Victims ranged from a nine-month-old baby to a 102-year-old woman, underscoring the indiscriminate nature of the massacre, it said.
On Sept. 29–30, 1941, Nazi forces and their collaborators shot dead 33,771 Jews at Babi Yar in just two days. Over the following two years, the ravine outside Kyiv, Ukraine’s capital, became the largest mass grave in Europe, where some 100,000 people—including Jews, Roma and Ukrainian prisoners—were slaughtered.
Among the newly discovered materials are applications to adopt children orphaned after their parents were murdered at Babi Yar, petitions by citizens seeking legal recognition of relatives’ deaths for inheritance, remarriage or financial support, and birth certificates from the 1920s and 1930s that helped identify children murdered alongside their parents.
One striking case, BYHMC noted, is a 1946 legal file detailing the plea of Zindel Kravetsky, who sought recognition of the deaths of his wife and three children—Aron, 8, Zoya, 6, and Vova, 4—murdered at Babi Yar.
Another new story was that of Yankel Danilovich Krakovitz, who was born circa 1880 in the city of Bakhmut. After the 1917 Russian Revolution, he and his wife, Leah, moved to Kyiv with their four sons.
When the Nazis invaded, the family was offered an escape but chose to remain. Neighbors last saw Krakovitz in Sept. 1941, walking with a suitcase toward Babi Yar.
Another record documents the case of Rakhil Meirovna Kravets, born in 1863, who fled Korosten to Kyiv at the outbreak of World War II, only to be murdered in what a BYHMC press release called “the blood-soaked ravine.”
Since the Russia-Ukraine war began, more than 2,000 existing records have been updated and corrected, BYHMC said in the press release. It said it had scanned more than 7 million documents, creating the largest digital archive in Eastern Europe. It also noted that more than 300,000 visitors have visited the Babyn Yar memorial since the Russian invasion, while more than 600 educational tours have been conducted there.

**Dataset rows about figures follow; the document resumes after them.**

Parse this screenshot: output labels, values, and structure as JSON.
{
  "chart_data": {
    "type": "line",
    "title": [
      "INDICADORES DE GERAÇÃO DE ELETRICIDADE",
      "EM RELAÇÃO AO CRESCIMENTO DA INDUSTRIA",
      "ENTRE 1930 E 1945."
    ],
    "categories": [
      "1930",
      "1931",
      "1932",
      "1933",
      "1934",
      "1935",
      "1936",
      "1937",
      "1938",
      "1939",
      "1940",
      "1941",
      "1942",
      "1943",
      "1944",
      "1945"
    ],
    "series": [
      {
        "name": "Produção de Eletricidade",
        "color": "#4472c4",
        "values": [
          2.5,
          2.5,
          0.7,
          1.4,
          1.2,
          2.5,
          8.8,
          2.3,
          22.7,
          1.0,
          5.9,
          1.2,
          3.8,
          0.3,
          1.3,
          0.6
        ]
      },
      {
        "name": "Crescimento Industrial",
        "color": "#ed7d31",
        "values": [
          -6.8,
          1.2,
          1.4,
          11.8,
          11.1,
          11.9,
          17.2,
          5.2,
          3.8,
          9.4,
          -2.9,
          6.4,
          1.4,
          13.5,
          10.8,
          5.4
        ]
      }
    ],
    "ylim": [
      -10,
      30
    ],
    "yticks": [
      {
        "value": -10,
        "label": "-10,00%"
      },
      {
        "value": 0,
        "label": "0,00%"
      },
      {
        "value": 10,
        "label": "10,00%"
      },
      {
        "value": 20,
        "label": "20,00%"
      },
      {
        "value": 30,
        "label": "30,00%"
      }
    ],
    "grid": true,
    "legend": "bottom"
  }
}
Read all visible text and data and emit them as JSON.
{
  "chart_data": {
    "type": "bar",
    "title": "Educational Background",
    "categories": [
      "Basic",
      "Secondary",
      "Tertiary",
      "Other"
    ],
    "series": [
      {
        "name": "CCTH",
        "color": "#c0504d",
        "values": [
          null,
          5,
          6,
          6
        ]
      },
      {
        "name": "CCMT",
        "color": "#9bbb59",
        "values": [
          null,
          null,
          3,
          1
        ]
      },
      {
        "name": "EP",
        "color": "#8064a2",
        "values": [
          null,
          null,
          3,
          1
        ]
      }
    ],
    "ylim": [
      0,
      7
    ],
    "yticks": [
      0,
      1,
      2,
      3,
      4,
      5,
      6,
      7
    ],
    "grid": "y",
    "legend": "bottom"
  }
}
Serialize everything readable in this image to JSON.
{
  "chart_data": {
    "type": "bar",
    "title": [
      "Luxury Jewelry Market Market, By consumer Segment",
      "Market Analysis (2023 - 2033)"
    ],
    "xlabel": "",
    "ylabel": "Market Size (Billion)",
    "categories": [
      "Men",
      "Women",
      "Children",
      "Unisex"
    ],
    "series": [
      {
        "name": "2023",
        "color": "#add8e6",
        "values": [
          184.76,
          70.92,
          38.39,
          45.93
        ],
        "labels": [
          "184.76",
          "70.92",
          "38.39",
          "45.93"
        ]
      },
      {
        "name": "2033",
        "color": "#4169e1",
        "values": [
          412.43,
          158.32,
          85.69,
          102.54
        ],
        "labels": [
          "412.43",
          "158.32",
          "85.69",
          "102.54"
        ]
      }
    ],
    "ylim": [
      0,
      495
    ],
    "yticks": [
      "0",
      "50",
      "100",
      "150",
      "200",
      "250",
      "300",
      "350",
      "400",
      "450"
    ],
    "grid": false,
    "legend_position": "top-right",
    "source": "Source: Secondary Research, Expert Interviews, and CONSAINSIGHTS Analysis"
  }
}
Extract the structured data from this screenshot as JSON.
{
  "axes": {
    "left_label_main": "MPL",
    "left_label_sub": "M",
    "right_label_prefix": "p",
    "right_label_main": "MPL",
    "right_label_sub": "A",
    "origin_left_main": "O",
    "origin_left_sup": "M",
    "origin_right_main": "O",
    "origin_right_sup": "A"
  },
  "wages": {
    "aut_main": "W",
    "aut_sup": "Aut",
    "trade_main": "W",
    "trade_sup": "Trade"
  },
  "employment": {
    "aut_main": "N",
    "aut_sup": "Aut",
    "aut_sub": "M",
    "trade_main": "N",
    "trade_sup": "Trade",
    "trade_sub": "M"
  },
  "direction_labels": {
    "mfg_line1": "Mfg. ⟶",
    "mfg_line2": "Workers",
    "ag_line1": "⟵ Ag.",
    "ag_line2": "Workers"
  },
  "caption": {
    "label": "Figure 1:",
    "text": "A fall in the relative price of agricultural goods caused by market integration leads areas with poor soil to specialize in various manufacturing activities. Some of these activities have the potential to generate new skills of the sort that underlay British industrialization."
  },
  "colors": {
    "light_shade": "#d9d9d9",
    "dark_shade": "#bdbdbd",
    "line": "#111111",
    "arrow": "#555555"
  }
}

“Babyn Yar, the symbol of the ‘Holocaust by Bullets,’ tells the story of more than 2 million Jews shot and thrown into mass graves across Eastern Europe,” said March of the Living Israel CEO Revital Yakin Krakowsky.
She added, “On this day, we bring their story, honor their memory and pray for an end to the war in Ukraine. We hope to march in Kyiv at the Babyn Yar memorial site next year, which will mark 85 years since the massacre.”